Le président : Merci, monsieur Lancastle de cet exposé. Madame North, nous vous écoutons.

Janine North, chef de la direction, Northern Development Initiative Trust : Merci, monsieur le président, merci, mesdames et messieurs les sénateurs, de m'avoir permis d'échapper à la froidure de la Colombie-Britannique pour venir jouir du temps doux à Ottawa.

Mon exposé portera sur la façon de distribuer très efficacement le financement dans le secteur et sur certains éléments qui nous semblent nécessaires d'un point de vue fédéral. Je parlerai de la Colombie-Britannique, mais ces stratégies pourraient certainement s'appliquer à tout le Canada.

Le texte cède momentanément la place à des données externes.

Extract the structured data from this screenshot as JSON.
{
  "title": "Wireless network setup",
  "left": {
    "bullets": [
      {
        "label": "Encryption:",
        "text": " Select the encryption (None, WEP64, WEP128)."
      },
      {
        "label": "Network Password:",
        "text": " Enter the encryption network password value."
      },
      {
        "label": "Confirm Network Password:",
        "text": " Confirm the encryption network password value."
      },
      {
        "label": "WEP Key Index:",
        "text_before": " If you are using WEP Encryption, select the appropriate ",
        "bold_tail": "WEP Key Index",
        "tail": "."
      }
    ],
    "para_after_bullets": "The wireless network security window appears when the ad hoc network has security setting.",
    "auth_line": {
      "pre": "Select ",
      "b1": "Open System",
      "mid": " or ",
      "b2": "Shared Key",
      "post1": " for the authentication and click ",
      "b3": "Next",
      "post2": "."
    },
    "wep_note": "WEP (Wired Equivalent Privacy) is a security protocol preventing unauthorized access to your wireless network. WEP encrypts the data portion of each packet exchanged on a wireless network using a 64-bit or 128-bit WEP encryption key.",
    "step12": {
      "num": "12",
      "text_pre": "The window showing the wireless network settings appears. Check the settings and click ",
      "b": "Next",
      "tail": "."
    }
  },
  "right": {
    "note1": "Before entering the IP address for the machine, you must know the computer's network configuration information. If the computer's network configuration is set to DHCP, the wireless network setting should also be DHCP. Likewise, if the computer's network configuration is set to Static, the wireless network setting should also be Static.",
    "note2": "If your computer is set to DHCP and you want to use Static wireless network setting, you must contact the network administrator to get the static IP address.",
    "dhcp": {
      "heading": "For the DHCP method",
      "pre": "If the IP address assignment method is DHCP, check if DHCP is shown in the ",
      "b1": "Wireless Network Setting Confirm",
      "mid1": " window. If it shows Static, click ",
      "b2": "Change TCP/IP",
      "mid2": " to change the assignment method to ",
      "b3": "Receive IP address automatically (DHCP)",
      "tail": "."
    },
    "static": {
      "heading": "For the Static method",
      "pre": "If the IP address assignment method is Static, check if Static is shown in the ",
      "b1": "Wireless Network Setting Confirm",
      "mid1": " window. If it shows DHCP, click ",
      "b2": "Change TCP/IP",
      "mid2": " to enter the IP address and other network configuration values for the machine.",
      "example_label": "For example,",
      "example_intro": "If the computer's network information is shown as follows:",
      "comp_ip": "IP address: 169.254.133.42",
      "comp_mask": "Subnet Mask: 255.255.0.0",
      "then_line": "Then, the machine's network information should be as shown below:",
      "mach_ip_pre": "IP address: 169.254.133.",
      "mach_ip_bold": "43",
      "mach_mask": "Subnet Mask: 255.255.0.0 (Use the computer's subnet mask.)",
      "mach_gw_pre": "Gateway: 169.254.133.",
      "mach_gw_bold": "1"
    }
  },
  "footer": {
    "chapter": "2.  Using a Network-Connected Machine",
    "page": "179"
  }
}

J'ai une expérience très concrète de ce secteur. J'y ai travaillé pendant 30 ans dans la gestion de très vastes districts forestiers en Colombie-Britannique ou de grandes sociétés d'exploitation forestière qui généraient des revenus de 25 millions de dollars de la récolte et, aujourd'hui, dans le domaine du financement. C'est un des 10 secteurs que la Northern Development Initiative Trust soutient.

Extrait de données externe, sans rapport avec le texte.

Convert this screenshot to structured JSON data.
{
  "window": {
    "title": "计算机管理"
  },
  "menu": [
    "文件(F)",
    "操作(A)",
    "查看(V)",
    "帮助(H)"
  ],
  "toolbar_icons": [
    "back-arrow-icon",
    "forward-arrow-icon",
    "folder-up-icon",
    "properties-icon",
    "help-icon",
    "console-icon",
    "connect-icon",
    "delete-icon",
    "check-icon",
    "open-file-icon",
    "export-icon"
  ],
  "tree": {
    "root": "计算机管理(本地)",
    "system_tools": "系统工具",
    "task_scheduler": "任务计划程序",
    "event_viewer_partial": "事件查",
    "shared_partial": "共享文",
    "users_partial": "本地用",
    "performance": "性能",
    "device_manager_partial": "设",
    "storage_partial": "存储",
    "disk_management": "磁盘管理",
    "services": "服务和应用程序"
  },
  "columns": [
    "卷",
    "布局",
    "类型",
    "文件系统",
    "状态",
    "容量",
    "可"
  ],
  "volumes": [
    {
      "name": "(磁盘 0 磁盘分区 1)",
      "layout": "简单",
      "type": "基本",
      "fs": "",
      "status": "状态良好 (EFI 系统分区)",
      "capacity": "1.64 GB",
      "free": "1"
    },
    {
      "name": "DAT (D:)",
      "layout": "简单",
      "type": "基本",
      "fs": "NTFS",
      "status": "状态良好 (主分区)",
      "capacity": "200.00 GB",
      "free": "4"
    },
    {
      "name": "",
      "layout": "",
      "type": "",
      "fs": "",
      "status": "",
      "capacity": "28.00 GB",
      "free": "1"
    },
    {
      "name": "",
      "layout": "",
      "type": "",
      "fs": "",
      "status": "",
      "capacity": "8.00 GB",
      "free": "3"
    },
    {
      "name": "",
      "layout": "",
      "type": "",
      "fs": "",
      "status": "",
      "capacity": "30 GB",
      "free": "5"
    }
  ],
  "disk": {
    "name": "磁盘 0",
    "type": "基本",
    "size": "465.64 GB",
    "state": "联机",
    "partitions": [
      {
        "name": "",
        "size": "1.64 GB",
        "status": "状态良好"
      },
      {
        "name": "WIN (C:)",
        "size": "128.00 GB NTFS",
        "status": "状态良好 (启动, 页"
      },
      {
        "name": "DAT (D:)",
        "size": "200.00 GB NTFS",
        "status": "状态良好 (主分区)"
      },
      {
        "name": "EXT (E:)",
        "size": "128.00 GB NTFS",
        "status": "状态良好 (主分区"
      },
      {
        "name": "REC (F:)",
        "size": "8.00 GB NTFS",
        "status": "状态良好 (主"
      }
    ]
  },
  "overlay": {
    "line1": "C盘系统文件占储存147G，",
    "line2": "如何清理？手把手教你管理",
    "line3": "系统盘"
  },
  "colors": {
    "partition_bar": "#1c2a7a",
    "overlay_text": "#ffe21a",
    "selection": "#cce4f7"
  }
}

Que diriez-vous si je vous affirmais que vous pouvez prendre un organisme du secteur des services gouvernementaux et de la prestation de financement, disons Diversification de l'économie de l'Ouest Canada par exemple, lui donner un mandat législatif, un capital de base de 185 millions de dollars et un fonds de fonctionnement de 25 millions de dollars, et lui dire de s'administrer avec le revenu provenant de ce fonds et que vous vous attendez à ce que le capital de base, ces 185 millions de dollars, soit intact dans 5, 10 et 25 ans? Et que vous pouvez aussi obtenir un rendement de 40 p. 100 sur les fonds du gouvernement grâce aux revenus des collectivités et de l'industrie, que vous pouvez créer 8 000 nouveaux emplois, avec 0 p. 100 de fonds inutilisés dans vos projets, des fonds non dépensés, et que vous avez le soutien de 98 p. 100 de la population et des clients et un fort taux d'approbation?

Ce serait une excellente affaire pour les contribuables et pour l'industrie. Dans la réalité, c'est ce que nous avons réussi à faire avec la Northern Development Initiative Trust. La Colombie-Britannique a adopté une loi en 2005, nous avons reçu 185 millions de dollars, et actuellement notre capital de base est supérieur à cela, et nous avons distribué 75 millions de dollars à près de 700 projets, dans tous les secteurs. Nous travaillons avec moins de 1 p. 100 de coûts indirects, et quand nous avons distribué 30 millions de dollars de fonds de stimulation fédéraux pour le compte du Fonds d'adaptation des collectivités, nous avons exécuté ce contrat avec des coûts indirects de 1 p. 100 et sans aucune ressource inutilisée. L'argent qui a été prêté rentre déjà dans les coffres du fédéral.

C'est le genre d'entente de financement réussie que l'on peut créer au Canada. Comment y parvient-on? Avec une approche d'entreprise et un excellent logiciel de gestion de projet. Il faut travailler à proximité des collectivités et des industries que vous voulez appuyer. Nous avons huit employés basés à Prince George, et nous offrons un financement selon 10 secteurs de l'industrie dans 70 p. 100 de la Colombie-Britannique, dans 40 collectivités et à 88 Premières nations de la région.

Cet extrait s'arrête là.